You are viewing a plain text version of this content. The canonical link for it is here.
Posted to commits@arrow.apache.org by tu...@apache.org on 2022/04/19 16:26:41 UTC
[arrow-rs] branch master updated: Add utf-8 validation checking for `substring` (#1577)
This is an automated email from the ASF dual-hosted git repository.

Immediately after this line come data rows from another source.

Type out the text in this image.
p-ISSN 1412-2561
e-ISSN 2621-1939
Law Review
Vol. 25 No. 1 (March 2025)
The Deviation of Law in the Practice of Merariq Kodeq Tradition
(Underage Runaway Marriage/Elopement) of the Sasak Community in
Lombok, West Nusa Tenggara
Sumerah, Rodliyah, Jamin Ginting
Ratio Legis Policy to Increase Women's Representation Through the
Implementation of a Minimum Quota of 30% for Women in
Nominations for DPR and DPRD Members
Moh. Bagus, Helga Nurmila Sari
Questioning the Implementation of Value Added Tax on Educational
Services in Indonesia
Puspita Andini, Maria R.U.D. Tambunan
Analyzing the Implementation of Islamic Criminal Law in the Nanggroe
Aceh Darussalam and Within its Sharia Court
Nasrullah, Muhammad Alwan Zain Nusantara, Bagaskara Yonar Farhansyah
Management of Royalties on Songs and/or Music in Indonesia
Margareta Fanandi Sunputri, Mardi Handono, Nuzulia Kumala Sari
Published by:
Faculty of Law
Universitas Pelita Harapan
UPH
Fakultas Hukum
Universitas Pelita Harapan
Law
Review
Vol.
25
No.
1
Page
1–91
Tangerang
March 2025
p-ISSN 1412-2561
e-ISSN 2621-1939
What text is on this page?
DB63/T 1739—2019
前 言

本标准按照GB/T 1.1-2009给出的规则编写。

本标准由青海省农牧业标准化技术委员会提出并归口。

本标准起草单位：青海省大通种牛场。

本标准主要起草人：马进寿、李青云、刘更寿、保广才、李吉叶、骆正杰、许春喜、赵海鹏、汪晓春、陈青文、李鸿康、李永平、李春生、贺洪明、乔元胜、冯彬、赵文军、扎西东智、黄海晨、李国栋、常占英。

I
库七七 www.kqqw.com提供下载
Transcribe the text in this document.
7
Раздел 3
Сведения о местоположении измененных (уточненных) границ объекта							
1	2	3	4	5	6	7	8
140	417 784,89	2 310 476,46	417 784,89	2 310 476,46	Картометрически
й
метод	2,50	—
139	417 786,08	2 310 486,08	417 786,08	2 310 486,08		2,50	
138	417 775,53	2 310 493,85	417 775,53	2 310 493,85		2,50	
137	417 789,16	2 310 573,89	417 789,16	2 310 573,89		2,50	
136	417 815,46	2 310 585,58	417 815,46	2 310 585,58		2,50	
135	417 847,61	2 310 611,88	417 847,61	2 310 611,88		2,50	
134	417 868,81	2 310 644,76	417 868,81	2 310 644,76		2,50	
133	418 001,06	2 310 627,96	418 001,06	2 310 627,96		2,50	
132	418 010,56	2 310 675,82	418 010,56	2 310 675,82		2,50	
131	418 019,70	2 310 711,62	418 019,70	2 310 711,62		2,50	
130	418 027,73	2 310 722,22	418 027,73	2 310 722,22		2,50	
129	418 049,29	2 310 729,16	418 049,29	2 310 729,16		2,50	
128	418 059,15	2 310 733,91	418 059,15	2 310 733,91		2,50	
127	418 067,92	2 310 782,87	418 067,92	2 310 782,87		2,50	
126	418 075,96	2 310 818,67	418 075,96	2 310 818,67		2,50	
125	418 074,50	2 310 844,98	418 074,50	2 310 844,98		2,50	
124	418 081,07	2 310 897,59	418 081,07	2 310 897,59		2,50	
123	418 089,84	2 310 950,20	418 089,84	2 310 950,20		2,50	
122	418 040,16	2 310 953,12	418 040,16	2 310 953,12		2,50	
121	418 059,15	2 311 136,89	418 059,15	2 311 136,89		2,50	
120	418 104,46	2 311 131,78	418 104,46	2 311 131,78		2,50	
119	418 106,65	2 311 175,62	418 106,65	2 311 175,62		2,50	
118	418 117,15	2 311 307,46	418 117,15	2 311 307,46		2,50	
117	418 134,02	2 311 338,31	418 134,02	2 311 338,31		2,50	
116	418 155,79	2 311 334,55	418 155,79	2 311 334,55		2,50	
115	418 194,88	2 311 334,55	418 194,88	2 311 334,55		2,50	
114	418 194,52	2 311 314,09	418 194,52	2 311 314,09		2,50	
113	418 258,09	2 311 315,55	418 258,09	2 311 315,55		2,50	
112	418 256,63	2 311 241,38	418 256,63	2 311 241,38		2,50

tustvold pushed a commit to branch master
in repository https://gitbox.apache.org/repos/asf/arrow-rs.git
The following commit(s) were added to refs/heads/master by this push:
new 43f4e16e5 Add utf-8 validation checking for `substring` (#1577)
43f4e16e5 is described below
commit 43f4e16e5f9543e1bcf0c625b322785320993fc9
Author: Remzi Yang <59...@users.noreply.github.com>
AuthorDate: Wed Apr 20 00:26:34 2022 +0800
Add utf-8 validation checking for `substring` (#1577)
* add utf-8 validation checking
update doc
add a test for invalid array type
Signed-off-by: remzi <13...@gmail.com>
* add tests
clean up
Signed-off-by: remzi <13...@gmail.com>
* test the worst case
Signed-off-by: remzi <13...@gmail.com>
* update doc and tests
Signed-off-by: remzi <13...@gmail.com>
* update doc
Signed-off-by: remzi <13...@gmail.com>
* use std method is_char_boundary
update doc
Signed-off-by: remzi <13...@gmail.com>
* add 2 substring benches
Signed-off-by: remzi <13...@gmail.com>
* replace dyn Fn with loop unswitching
Signed-off-by: remzi <13...@gmail.com>
* Update arrow/src/compute/kernels/substring.rs
Co-authored-by: Raphael Taylor-Davies <17...@users.noreply.github.com>
Co-authored-by: Raphael Taylor-Davies <17...@users.noreply.github.com>
---
arrow/benches/string_kernels.rs | 13 ++--
arrow/src/compute/kernels/substring.rs | 107 +++++++++++++++++++++------------
2 files changed, 77 insertions(+), 43 deletions(-)
diff --git a/arrow/benches/string_kernels.rs b/arrow/benches/string_kernels.rs
index c91801b15..37d1f3f89 100644
--- a/arrow/benches/string_kernels.rs
+++ b/arrow/benches/string_kernels.rs
@@ -25,8 +25,8 @@ use arrow::array::*;
use arrow::compute::kernels::substring::substring;
use arrow::util::bench_util::*;
-fn bench_substring(arr: &StringArray, start: i64, length: usize) {
- substring(criterion::black_box(arr), start, Some(length as u64)).unwrap();
+fn bench_substring(arr: &StringArray, start: i64, length: Option<u64>) {
+ substring(criterion::black_box(arr), start, length).unwrap();
}
fn add_benchmark(c: &mut Criterion) {
@@ -34,10 +34,13 @@ fn add_benchmark(c: &mut Criterion) {
let str_len = 1000;
let arr_string = create_string_array_with_len::<i32>(size, 0.0, str_len);
- let start = 0;
- c.bench_function("substring", |b| {
- b.iter(|| bench_substring(&arr_string, start, str_len))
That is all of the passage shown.